Vice President of El Salvador
- In office 2 May 1982 – 1 June 1984 Serving with Raúl Molina Martínez and Mauricio Gutiérrez Castro
- President: Álvaro Magaña
- Preceded by: Julio Ernesto Astacio
- Succeeded by: Rodolfo Antonio Castillo Claramount

Personal details
- Born: 25 January 1930
- Died: 6 February 2024 (aged 94)
- Party: Christian Democratic Party

= Pablo Mauricio Alvergue =

El Salvadorian politician

Pablo Mauricio Alvergue Rovira (25 January 1930 – 6 February 2024) was a vice president of El Salvador in the cabinet of Álvaro Magaña from 1982 to 1984.

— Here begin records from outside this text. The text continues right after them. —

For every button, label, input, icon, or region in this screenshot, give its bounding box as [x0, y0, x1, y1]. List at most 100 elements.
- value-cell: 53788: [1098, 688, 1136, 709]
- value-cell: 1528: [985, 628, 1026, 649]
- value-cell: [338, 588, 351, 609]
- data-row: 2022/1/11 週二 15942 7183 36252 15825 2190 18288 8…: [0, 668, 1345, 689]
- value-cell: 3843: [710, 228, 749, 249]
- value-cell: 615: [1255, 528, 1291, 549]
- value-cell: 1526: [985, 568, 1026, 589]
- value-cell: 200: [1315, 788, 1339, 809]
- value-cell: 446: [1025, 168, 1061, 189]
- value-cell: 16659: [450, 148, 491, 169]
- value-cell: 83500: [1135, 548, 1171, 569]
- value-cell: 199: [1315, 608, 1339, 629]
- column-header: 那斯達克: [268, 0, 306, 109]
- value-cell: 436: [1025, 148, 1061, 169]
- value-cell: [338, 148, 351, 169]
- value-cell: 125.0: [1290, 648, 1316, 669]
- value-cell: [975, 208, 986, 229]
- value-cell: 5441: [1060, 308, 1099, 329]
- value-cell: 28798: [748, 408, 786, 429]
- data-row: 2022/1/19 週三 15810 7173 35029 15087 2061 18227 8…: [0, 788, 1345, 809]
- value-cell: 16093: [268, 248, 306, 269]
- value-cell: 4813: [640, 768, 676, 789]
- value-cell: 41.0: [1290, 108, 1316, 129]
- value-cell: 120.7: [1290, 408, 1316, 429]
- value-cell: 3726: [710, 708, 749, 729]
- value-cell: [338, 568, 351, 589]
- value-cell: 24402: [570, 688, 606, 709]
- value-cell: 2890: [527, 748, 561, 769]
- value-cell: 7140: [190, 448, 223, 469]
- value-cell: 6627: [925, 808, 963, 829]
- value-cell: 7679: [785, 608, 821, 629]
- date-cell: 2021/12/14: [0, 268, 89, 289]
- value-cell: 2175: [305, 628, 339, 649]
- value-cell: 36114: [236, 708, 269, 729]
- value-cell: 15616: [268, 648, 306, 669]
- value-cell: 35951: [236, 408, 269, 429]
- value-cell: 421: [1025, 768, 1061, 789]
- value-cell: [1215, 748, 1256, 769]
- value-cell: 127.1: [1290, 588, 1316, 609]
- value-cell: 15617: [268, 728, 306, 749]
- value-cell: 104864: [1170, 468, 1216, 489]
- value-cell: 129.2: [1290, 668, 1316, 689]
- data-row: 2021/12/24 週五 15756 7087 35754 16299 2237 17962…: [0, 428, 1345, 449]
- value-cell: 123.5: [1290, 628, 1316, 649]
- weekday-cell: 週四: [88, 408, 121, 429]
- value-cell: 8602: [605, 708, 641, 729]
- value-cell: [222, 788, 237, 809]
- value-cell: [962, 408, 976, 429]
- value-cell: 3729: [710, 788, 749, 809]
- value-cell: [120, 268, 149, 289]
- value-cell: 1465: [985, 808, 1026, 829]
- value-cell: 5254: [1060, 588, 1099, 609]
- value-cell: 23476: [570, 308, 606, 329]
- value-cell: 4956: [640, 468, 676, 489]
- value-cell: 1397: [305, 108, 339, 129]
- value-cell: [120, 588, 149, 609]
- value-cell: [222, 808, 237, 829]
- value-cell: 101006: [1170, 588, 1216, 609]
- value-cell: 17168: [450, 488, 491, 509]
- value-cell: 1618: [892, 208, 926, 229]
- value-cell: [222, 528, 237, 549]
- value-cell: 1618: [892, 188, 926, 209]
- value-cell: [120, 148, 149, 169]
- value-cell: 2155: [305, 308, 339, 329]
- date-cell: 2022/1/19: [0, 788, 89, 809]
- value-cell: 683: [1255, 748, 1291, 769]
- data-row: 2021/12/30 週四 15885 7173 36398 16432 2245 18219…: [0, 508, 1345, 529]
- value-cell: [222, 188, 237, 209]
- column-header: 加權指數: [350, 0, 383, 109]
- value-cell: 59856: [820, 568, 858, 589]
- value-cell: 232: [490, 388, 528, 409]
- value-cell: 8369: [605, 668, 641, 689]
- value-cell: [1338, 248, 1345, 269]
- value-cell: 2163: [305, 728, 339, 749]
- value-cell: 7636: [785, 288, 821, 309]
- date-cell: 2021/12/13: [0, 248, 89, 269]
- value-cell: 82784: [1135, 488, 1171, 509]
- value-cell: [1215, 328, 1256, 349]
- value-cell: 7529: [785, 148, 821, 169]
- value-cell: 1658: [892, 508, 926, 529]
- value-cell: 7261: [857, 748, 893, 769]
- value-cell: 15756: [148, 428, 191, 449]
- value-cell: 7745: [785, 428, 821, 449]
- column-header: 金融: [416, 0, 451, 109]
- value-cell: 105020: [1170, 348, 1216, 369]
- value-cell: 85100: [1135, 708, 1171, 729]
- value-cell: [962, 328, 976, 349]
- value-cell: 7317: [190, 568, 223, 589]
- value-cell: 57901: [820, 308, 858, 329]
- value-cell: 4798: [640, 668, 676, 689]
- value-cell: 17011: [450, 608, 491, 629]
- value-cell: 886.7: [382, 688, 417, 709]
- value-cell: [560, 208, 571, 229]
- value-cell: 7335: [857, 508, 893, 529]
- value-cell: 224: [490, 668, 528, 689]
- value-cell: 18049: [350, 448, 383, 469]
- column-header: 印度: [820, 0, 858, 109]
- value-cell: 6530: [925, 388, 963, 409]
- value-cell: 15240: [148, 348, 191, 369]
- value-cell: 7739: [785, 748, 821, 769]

He was a member of Christian Democratic Party.

Alvergue was minister of the interior in 1980. Legislative Assembly of El Salvador elected him as third vice president of Álvaro Magaña in May 1982. Rodolfo Antonio Castillo Claramount succeeded him as vice president in June 1984. Later in the 1980s, Alvergue served as Salvadoran ambassador to Washington D.C. In 1989 he was attorney of former president José Napoleón Duarte. He was also the president of the Christian Democratic Party.

Later, Alvergue was a deputy of El Salvador in Central American Parliament.

Alvergue owned a large farm south of San Salvador.